With January nearly over and 1099s and W-2s arriving in the mail, it's time to get serious about those tax returns. Before you fire up the software or the mobile app or talk to your accountant, Kathy Pickering, executive director of H&R Block's Tax Institute, offers seven tips to help manage this stressful event:
Prepare Like Always
Tax season is a little strange this year. The deadline for filing tax returns with the Federal government and most states is April 18. However, Montana, Tennessee and Georgia still have due dates of April 15.
In addition, due to the late passage of the tax bill, the IRS says it needs until February 14 to be ready to accept itemized returns.Still, get everything ready, Pickering told WalletPop in an interview. "Even if you think you might itemize, sometimes the difference between the standard deduction and your itemized deduction is not that much. Get the return queued up and it can be pushed through the minute the IRS says it's ready. That is the fastest way to insure you get your refund."
H&R Block is offering to file for free, either online or on-site, 1040EZs through February 15.
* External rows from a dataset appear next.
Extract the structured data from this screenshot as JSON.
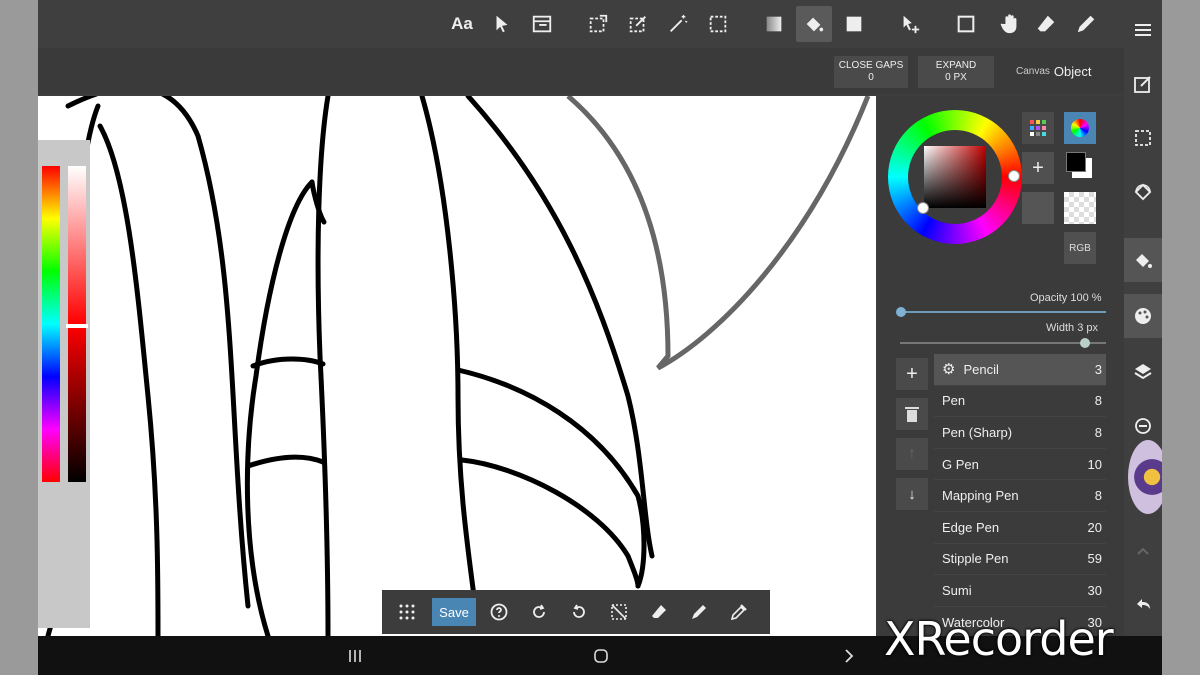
{
  "top_tools": [
    {
      "name": "text-tool",
      "label": "Aa"
    },
    {
      "name": "select-arrow-tool"
    },
    {
      "name": "filter-tool"
    },
    {
      "name": "transform-tool"
    },
    {
      "name": "edit-tool"
    },
    {
      "name": "magic-wand-tool"
    },
    {
      "name": "selection-tool"
    },
    {
      "name": "gradient-tool"
    },
    {
      "name": "fill-bucket-tool"
    },
    {
      "name": "shape-fill-tool"
    },
    {
      "name": "move-tool"
    },
    {
      "name": "square-tool"
    },
    {
      "name": "hand-tool"
    },
    {
      "name": "eraser-tool"
    },
    {
      "name": "pen-tool"
    }
  ],
  "subbar": {
    "close_gaps_label": "CLOSE GAPS",
    "close_gaps_value": "0",
    "expand_label": "EXPAND",
    "expand_value": "0 PX",
    "mode_canvas": "Canvas",
    "mode_object": "Object"
  },
  "color_panel": {
    "rgb_label": "RGB",
    "opacity_label": "Opacity",
    "opacity_value": "100",
    "opacity_unit": "%",
    "opacity": 1.0,
    "width_label": "Width",
    "width_value": "3",
    "width_unit": "px",
    "width_fraction": 0.98,
    "current_color": "#000000",
    "wheel_hue_color": "#cc0000"
  },
  "brushes": [
    {
      "name": "Pencil",
      "size": "3",
      "selected": true
    },
    {
      "name": "Pen",
      "size": "8"
    },
    {
      "name": "Pen (Sharp)",
      "size": "8"
    },
    {
      "name": "G Pen",
      "size": "10"
    },
    {
      "name": "Mapping Pen",
      "size": "8"
    },
    {
      "name": "Edge Pen",
      "size": "20"
    },
    {
      "name": "Stipple Pen",
      "size": "59"
    },
    {
      "name": "Sumi",
      "size": "30"
    },
    {
      "name": "Watercolor",
      "size": "30"
    }
  ],
  "bottom": {
    "save_label": "Save"
  },
  "watermark": "XRecorder",
  "colors": {
    "toolbar": "#3f3f3f",
    "accent": "#4a86b4",
    "canvas": "#ffffff"
  }
}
Don't Paper File Unless You Have To
Pickering said that what H&R Block is hearing from the IRS is that they will process electronically-filed returns before paper ones. Don't inadvertently delay your refund by turning to paper.
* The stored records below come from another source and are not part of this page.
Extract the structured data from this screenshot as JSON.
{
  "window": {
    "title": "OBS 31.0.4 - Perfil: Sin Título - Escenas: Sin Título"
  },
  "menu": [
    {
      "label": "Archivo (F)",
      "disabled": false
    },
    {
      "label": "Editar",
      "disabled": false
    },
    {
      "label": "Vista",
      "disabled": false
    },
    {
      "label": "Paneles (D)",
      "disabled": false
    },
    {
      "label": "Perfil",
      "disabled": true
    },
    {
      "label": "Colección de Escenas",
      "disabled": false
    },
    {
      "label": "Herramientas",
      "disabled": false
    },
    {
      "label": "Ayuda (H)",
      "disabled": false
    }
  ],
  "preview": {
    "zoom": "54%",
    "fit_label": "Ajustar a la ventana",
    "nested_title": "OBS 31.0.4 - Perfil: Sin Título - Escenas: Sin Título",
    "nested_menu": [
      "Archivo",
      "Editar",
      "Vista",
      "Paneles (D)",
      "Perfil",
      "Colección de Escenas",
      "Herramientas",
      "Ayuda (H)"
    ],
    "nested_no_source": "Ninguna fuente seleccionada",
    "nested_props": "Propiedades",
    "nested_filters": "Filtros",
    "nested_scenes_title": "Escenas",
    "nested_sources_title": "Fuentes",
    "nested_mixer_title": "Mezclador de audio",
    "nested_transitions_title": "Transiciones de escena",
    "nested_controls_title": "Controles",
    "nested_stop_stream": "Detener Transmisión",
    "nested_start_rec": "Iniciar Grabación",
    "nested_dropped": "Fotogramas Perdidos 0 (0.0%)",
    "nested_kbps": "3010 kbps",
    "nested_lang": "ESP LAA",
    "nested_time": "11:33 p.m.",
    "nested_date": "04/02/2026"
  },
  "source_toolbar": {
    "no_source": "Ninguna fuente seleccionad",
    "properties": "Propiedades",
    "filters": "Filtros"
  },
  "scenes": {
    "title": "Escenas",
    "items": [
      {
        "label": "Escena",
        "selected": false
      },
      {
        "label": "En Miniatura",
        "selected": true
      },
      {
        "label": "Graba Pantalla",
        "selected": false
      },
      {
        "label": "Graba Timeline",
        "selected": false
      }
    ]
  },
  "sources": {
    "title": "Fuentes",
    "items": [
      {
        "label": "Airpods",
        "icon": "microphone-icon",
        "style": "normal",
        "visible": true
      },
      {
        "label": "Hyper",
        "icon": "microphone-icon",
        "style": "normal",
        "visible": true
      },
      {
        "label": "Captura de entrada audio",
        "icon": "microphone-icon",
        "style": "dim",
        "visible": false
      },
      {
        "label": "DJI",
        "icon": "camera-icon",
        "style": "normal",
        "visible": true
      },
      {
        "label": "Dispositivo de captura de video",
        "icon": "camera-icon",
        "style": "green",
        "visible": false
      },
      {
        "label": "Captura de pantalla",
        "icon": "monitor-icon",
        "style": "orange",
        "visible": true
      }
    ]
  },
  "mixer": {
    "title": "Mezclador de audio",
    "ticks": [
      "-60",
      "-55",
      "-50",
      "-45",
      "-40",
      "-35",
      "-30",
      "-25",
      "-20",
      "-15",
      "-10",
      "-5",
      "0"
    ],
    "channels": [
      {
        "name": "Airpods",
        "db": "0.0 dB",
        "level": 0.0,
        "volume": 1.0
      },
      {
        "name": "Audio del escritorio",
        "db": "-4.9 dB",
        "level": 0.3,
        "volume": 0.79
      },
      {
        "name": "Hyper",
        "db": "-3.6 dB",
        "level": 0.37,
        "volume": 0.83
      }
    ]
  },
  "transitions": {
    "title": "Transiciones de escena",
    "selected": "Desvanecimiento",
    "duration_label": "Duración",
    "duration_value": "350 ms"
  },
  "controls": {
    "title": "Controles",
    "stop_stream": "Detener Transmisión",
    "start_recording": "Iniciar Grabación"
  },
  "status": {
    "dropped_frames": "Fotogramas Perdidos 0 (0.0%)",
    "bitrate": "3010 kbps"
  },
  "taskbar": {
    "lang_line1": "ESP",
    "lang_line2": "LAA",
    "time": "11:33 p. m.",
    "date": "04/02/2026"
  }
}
Unemployment Monies Are Taxable
Be aware that the first $2,400 is no longer tax-free. In 2010, all unemployment benefits are fully taxable.
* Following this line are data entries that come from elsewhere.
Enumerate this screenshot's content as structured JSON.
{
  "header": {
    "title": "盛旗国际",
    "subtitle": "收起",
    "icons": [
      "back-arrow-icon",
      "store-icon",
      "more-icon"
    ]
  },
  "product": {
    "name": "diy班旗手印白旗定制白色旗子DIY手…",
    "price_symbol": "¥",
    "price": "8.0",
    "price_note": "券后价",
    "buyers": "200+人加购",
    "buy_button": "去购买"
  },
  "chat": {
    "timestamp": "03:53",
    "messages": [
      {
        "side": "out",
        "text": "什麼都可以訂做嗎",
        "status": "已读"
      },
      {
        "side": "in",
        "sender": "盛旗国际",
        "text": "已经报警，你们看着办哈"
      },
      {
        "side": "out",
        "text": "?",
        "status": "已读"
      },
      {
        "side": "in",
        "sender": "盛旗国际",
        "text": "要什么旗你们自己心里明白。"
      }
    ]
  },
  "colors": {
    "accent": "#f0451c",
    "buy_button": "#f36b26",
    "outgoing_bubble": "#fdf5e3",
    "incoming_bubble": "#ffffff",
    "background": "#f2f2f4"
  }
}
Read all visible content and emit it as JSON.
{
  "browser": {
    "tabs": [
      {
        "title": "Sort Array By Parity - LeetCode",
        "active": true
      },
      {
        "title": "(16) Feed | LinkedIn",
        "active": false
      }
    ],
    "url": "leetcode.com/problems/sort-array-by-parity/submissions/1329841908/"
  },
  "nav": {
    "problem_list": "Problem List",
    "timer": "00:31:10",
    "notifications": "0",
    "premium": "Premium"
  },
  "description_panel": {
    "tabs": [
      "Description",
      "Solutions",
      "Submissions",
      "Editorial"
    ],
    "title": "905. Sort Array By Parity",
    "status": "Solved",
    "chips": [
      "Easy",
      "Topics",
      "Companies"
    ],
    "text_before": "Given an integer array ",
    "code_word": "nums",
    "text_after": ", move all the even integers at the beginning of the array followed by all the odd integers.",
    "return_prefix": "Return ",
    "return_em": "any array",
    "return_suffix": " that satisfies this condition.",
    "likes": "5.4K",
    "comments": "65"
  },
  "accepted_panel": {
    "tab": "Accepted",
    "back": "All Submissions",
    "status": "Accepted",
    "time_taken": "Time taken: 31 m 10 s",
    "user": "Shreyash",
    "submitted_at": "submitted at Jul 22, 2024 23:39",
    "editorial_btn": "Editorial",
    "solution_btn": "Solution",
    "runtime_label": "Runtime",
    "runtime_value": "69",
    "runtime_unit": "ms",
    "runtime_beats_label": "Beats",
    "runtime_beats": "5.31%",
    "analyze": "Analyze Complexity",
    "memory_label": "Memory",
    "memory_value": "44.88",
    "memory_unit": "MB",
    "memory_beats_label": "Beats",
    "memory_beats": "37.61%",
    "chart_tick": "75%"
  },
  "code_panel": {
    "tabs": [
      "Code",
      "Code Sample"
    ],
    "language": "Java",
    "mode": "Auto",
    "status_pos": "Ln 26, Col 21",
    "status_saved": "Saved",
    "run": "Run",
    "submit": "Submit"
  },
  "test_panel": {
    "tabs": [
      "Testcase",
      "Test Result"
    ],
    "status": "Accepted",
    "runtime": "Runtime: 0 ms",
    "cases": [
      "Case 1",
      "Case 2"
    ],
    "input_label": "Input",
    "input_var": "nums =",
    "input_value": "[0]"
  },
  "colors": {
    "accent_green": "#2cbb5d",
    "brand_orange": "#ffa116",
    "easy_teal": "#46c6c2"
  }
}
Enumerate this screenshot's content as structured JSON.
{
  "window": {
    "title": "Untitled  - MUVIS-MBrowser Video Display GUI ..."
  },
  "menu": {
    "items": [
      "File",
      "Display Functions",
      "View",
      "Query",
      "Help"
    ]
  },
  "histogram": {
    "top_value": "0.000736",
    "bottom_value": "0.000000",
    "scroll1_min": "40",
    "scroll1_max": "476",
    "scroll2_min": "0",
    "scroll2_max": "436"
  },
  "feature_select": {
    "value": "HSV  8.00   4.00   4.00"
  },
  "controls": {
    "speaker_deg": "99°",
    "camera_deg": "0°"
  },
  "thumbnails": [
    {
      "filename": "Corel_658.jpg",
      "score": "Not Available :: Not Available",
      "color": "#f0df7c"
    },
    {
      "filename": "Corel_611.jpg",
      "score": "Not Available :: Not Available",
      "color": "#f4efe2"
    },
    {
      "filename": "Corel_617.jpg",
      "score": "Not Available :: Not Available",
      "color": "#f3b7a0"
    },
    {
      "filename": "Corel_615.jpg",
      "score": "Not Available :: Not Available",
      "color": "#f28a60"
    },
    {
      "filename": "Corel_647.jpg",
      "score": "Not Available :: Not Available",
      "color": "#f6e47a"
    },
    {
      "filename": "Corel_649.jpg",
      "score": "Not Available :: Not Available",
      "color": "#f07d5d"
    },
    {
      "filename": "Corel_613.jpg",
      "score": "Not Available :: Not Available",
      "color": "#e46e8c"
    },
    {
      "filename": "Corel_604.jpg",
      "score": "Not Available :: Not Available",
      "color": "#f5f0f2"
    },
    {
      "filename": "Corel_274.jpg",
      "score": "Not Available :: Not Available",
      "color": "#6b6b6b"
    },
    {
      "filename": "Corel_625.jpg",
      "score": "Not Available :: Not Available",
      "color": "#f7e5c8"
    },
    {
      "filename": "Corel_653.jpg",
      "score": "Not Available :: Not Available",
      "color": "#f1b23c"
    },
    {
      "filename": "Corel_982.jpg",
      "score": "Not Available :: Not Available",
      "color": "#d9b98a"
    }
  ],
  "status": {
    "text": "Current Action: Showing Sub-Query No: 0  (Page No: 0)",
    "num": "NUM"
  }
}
But if you've been looking for work, tally up all your expenses, like hiring a search firm, traveling for an interview, or getting your resume prepared. If your job search cost is 2% of your adjusted gross income, then you may qualify.
If you're taking a class to update your job skills, look into education credits like the Lifetime Learning Credit (up to $2,000).
First-Time Homebuyer's Credit Pitfalls
If you bought your home in 2008 and took advantage of the first-time homebuyer's credit, it was actually an interest-free loan that you have to start paying back starting this year. "If you took the maximum credit of $7,500, you need to repay it in 15 annual installments of $500," explained Pickering.
If you purchased your home in 2009-2010, then the first-time homebuyer's credit is in fact a credit. However, you must stay in that home for three years or you will have to repay that credit.
Sandwich Generation Gets Some Relief
If you're providing more than 50% of the financial support for your aging parents, you may be eligible to claim them and get about $3,600 of exemptions. If you are doing the same for grown children because they are struggling, you may be able to claim them as well and score up to $3,600 in exemptions.
"There are a lot of rules so look into it and make sure you are getting help to know the rules," cautioned Pickering.
Perhaps the biggest help came in the health care reform bill, in which children under 27 can go back on their parents' health insurance if needed.
Education Can Be a Money Saver
The price of higher education is climbing higher and higher each year. Cut that bill down a little bit by taking advantage of the American Opportunity credit, which allows you to request a $2,500 credit for each child who is currently attending college or a degree-granting program.
No Matter What, Don't Panic
Whatever you do, file that tax return. Even if you don't have the money to pay the IRS, said Pickering. "You can always work out a payment plan with the IRS. But if you don't file, they will start assessing penalties and interest and late filing fees. Only in very rare cases do they settle so a lot of those ads [about debt settlement] is sensationalized. The IRS is not going to negotiate with everyone."